Cantiga da rua

Nuno Gomes dos Santos

Estas crónicas no Avante! são-me gratas. Nasceu, a ideia delas, quando o Armando Baptista Bastos vociferou, contra mim e a meu favor, estava eu a lançar um livro de crónicas sem jornal de suporte, Eh pá!, a crónica é um género nobre do jornalismo! Crónicas sem jornal são contra-natura! Foi quando eu reparei que a coisa funcionava na net, elogios q.b. a encher-me o ego, mas... olha que caraças, crónica é coisa de jornais, está visto, ando eu práqui a desenhá-las de forma minuciosa e competente, a coisa nem corre mal, há quem leia e goste, ó pra mim todo contente por ser lido, sim senhor, e lá veio o porém, o sacana do Armando a mandar que me ponha no lugar, a dizer És dos jornais e não do resto, das outras coisas que não são jornais, ó Nuno, tem paciência!

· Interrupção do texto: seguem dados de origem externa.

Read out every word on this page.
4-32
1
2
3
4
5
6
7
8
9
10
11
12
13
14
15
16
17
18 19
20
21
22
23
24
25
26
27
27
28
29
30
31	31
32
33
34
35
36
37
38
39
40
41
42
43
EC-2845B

Vai daí enchi-me de brios e fui almoçar com o Zé Casanova. E disse-lhe Zé, eu gostava de escrever no Avante!, foi tal qual, e o Zé a dizer-me Saímos às quintas, manda-nos a prosa com a antecedência devida e a coisa sai na quinta feira seguinte, ou na outra, depende da urgência ou do espaço que a gente tenha, 'tás a ver.

Boa, disse eu, um jornal disponível para me derramar nas coisas minhas que sempre pensei serem de mais, não demais, mas de mais gente, de cúmplices, de leitores em comunhão, de críticos a exercerem o seu direito de ser a favor ou contra, Ó Nuno, valham-te os deuses, voltaste ao terreno de jogo, é aí que derrimes ideias, que te expões, que te confirmas.

Este desabafo surgiu-me agora e apeteceu-me muito. Estou a escrevê-lo logo após Passos Coelho ter decretado o funeral da função pública, assim como quem atira os servidores do Estado para os tempos de uma servidão de ignomínia, toca a trabalhar 40 horas por semana, não me venham com essa treta de ser isso uma conquista dos trabalhadores, 35 horas, que é lá isso?, 40 é que é e caluda o bico!

A decisão governamental foi contestada e era o que faltava que não fosse. Passa-se, impunemente, por cima de uma luta de muitíssimos anos para aliviar uma sobrecarga de trabalho pesada. Diz quem manda: não tem importância. Põe-se mais um peso de “donativos” em pensionistas que, trabalhando a vida inteira e à espera do justo contributo de um bolo que, durante esse tempo enorme, ajudaram a fermentar, lhes passa a ser dado com fatia magra. E por aí fora até voltarmos à análise (claro que dirão que primária, ele há isto, ele há mais aquilo) que nos leva a dizer “eles comem tudo e não deixam nada”.

Volto às cantigas, de resto leit motiv do que aqui tenho escrito. Lembro-me de uma, que escrevi há anos, e perguntava: “quem vai disparar o tiro certo para a vida se cumprir?” Sosseguem os olheiros das palavras que, olhando-as, não as vêem, soletrando-as, não as decifram, que não é de pólvora que falo. Claro que a frase é um apelo à revolta, mas o tiro que escrevi significa postura cívica, tomada de posição, coragem de contestar, força para dar a volta a isto. Por isso, e porque há muito que aprendi que a cantiga (também) é uma arma, digo e repito: está na hora de dispararmos o tiro certo. Nas praças e avenidas, empunhando cartazes e elevando vozes, dizendo de nossa justiça. Cantando a verdadeira Cantiga da Rua.